Background Persister tumor cells are a discrete and typically undetectable sub-population of cells that survive anti-cancer therapy and are thought to be a major cause of tumor recurrence. Persisters have been identified following both drug- and immunotherapy. The focus of this study is to examine any similarities or differences between immunotherapy persister cells (IPCs) and drug tolerant persister cells (DTPs). Pharmacological agents and immune cells often kill via apoptosis. Therefore, we investigated if reduced apoptotic sensitivity is a shared mechanism common to IPCs and DTPs and whether the use of BH3 mimetics to enhance apoptotic sensitivity could sensitize IPCs and DTPs. We also investigated if IPCs have an altered sensitivity profile to conventional chemotherapy, radiotherapy and epigenetic modulators. Similarly, we assessed the sensitivity of DTPs to T cell attack and radiotherapy.

Methods IPCs were generated by chronically co-culturing tumor cell lines (murine B16-OVA melanoma cells or human HeLa-EGFR cervical tumor cells) with T cells (OVA-T-1 murine T cells or human EGFR-CAR T cells) for 7 days. Six different DTP cell lines were generated by chronically treating tumor cells for 7 days with a high dose of drug that killed approximately 90% of the cells after 3 days (5-FU/oxaliplatin/docetaxel/etoposide/dinaciclib/panobinostat). Using a CellTiter-glo assay, we determined the sensitivity of IPCs and DTPs to drugs, radiation and T cell attack. Microscopy-based BH3 profiling was employed to measure the mitochondrial apoptotic sensitivity of persisters and to determine if there exists any anti-apoptotic dependencies that persisters might rely on to enhance their survival.

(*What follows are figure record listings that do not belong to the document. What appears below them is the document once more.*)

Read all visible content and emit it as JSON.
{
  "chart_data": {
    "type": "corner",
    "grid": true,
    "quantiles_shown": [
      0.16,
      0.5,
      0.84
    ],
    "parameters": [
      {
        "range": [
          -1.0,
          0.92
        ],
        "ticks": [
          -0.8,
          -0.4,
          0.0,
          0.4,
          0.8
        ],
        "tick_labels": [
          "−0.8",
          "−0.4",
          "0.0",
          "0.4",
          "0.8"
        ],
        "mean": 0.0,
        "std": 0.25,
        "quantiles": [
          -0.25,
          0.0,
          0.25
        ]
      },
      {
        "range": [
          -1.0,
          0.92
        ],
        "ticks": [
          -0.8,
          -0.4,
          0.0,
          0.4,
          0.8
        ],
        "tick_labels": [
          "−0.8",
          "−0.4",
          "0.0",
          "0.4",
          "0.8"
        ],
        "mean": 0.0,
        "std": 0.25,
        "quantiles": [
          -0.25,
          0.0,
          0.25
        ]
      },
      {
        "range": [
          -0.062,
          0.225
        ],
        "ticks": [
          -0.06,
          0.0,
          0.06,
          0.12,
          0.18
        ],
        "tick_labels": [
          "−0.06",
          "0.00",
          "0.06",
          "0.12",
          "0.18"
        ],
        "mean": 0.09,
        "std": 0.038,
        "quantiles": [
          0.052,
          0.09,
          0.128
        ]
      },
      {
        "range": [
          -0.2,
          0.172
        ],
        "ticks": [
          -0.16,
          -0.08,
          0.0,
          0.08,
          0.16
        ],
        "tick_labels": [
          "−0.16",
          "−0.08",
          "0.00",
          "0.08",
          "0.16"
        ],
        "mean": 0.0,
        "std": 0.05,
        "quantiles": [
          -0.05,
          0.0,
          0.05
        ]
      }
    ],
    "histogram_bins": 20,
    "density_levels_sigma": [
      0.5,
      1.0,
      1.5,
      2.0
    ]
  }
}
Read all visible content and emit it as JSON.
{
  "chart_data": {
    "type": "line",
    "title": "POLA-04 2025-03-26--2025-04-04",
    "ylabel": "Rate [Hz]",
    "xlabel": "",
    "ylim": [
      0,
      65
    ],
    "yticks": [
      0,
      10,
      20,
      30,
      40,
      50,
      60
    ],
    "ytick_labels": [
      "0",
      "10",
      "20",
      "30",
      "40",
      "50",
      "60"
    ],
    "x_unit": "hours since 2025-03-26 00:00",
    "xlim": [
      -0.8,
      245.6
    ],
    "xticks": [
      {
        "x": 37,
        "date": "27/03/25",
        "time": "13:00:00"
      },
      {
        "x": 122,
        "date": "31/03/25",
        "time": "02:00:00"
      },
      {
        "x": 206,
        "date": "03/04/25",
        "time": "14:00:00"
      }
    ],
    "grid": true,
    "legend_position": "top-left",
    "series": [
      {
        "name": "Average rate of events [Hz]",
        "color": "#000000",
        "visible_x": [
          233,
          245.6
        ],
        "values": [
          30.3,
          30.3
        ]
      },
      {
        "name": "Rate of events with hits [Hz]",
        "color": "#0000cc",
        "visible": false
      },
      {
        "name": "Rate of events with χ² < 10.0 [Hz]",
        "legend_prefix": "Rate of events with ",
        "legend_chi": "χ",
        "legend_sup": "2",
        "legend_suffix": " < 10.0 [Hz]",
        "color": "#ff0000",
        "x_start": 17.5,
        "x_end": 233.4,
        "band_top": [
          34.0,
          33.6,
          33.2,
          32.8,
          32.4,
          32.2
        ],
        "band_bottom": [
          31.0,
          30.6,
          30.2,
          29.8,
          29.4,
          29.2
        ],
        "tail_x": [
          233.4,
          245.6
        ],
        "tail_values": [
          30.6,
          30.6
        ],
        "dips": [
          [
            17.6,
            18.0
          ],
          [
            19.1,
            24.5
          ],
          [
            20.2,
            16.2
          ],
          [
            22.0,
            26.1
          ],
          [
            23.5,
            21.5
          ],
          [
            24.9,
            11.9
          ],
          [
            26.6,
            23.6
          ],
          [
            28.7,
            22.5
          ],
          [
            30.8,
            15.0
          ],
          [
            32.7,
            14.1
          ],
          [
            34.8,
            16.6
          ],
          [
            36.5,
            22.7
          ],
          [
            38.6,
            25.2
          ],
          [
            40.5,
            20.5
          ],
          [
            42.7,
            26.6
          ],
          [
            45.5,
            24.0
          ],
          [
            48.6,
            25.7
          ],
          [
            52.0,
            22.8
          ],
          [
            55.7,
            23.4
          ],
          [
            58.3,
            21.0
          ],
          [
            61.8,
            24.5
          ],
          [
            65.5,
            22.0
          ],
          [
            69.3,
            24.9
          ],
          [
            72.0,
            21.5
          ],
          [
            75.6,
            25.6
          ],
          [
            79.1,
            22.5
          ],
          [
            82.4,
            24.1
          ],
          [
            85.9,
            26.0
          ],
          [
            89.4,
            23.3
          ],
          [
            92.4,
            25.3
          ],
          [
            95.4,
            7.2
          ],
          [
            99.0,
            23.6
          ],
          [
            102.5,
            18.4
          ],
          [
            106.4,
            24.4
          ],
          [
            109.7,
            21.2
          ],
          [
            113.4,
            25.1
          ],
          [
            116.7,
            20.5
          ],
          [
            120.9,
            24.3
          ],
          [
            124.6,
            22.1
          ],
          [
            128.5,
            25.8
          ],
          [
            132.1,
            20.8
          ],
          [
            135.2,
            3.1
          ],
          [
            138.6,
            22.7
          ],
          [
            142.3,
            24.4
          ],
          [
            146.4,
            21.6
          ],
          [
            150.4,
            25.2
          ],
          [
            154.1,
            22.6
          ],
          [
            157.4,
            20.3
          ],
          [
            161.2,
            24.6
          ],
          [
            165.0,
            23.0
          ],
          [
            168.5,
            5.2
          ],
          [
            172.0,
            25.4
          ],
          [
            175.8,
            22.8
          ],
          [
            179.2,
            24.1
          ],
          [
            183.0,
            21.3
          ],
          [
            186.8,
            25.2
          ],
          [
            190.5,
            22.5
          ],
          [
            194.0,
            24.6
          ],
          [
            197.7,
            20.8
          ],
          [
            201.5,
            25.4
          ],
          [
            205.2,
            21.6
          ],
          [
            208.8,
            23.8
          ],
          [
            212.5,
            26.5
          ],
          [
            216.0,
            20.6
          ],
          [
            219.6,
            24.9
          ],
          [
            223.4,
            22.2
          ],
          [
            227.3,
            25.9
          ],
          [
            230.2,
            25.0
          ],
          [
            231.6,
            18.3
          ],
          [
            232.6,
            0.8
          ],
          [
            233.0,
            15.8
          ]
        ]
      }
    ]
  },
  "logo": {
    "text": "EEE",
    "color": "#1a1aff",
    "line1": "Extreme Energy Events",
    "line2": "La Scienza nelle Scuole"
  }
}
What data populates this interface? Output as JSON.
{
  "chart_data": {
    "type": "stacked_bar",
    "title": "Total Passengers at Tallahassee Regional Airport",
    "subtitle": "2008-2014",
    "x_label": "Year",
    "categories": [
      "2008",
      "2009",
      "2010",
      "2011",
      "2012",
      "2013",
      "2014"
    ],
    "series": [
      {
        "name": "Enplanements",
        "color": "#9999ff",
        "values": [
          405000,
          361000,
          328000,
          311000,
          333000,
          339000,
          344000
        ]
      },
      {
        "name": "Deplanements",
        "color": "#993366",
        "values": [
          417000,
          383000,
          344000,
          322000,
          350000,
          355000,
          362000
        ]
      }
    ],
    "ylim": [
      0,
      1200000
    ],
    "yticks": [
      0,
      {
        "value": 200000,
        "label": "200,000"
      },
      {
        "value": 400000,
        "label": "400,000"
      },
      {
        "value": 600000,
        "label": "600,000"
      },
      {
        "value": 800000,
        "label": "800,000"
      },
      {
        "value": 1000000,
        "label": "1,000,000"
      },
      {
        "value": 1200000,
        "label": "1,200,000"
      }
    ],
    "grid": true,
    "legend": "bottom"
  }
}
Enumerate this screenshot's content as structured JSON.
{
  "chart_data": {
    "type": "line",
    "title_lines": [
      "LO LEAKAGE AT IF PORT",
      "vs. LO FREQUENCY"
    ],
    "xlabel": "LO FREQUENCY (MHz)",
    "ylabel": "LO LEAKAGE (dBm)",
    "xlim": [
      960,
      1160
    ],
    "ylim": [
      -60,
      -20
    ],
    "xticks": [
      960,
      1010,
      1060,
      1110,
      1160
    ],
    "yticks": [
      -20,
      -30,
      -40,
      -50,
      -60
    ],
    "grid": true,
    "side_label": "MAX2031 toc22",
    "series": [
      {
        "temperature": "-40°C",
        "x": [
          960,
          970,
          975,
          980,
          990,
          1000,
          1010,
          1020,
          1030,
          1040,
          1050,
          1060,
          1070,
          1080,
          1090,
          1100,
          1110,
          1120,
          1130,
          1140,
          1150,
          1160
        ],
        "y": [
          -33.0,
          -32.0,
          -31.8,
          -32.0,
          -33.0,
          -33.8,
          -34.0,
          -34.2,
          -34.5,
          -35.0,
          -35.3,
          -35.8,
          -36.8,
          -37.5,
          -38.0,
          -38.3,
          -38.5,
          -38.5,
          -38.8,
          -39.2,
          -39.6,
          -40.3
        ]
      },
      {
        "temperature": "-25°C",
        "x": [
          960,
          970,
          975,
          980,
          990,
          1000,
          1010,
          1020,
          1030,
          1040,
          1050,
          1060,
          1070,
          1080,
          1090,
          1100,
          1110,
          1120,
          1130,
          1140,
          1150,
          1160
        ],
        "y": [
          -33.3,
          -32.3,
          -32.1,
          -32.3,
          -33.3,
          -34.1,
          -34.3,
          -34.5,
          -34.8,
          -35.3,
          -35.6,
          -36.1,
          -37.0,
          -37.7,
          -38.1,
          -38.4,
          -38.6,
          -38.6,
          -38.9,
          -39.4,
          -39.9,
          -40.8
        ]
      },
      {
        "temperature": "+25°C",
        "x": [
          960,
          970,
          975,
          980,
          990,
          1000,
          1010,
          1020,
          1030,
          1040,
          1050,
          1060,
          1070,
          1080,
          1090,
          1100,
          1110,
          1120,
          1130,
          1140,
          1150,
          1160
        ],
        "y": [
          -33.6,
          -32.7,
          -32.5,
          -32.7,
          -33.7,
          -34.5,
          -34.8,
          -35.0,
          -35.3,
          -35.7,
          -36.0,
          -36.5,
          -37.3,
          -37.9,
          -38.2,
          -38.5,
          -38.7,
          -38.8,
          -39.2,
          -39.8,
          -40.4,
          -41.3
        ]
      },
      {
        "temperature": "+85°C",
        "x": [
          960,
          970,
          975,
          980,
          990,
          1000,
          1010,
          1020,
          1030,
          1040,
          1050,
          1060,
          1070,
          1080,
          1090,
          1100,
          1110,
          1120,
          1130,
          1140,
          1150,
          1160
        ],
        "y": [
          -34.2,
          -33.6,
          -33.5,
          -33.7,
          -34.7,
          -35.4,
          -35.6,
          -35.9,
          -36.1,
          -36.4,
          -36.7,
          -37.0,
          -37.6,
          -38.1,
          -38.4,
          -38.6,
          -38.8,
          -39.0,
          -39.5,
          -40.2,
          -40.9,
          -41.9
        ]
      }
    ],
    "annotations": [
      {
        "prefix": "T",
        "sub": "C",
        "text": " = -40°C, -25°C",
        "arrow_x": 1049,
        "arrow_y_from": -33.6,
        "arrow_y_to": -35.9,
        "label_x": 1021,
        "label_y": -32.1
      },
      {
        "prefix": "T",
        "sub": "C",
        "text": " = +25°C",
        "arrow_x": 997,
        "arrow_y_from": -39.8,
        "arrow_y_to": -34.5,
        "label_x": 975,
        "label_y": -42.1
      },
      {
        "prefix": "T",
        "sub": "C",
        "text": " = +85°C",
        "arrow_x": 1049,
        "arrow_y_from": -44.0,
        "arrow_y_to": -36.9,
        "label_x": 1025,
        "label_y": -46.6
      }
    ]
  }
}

Results IPCs acquired a reduced sensitivity to multiple drug classes and radiotherapy. Likewise, DTPs also developed a reduced sensitivity to multiple drug classes and radiotherapy but also acquired a reduced sensitivity to T cell killing. Depending on the cell line and therapy, some persisters developed either an increased or decreased sensitivity to apoptosis. Inhibition of specific anti-apoptotic dependencies using BH3 mimetics increased apoptotic sensitivity of persister cells.

Conclusions We identified that reduced apoptotic sensitivity is a shared mechanism of survival common to many IPCs and DTPs. IPCs and DTPs have distinct anti-apoptotic dependencies compared to their parental cell lines wherein pharmacological inhibition of such dependencies enhanced apoptotic sensitivity. IPCs and DTPs also displayed a reduced sensitivity to other therapies that they were never exposed to suggesting that the acquired mechanisms of resistance to T cell killing or drug therapy also conferred a reduced sensitivity to many drug classes, cellular immunotherapies and radiation.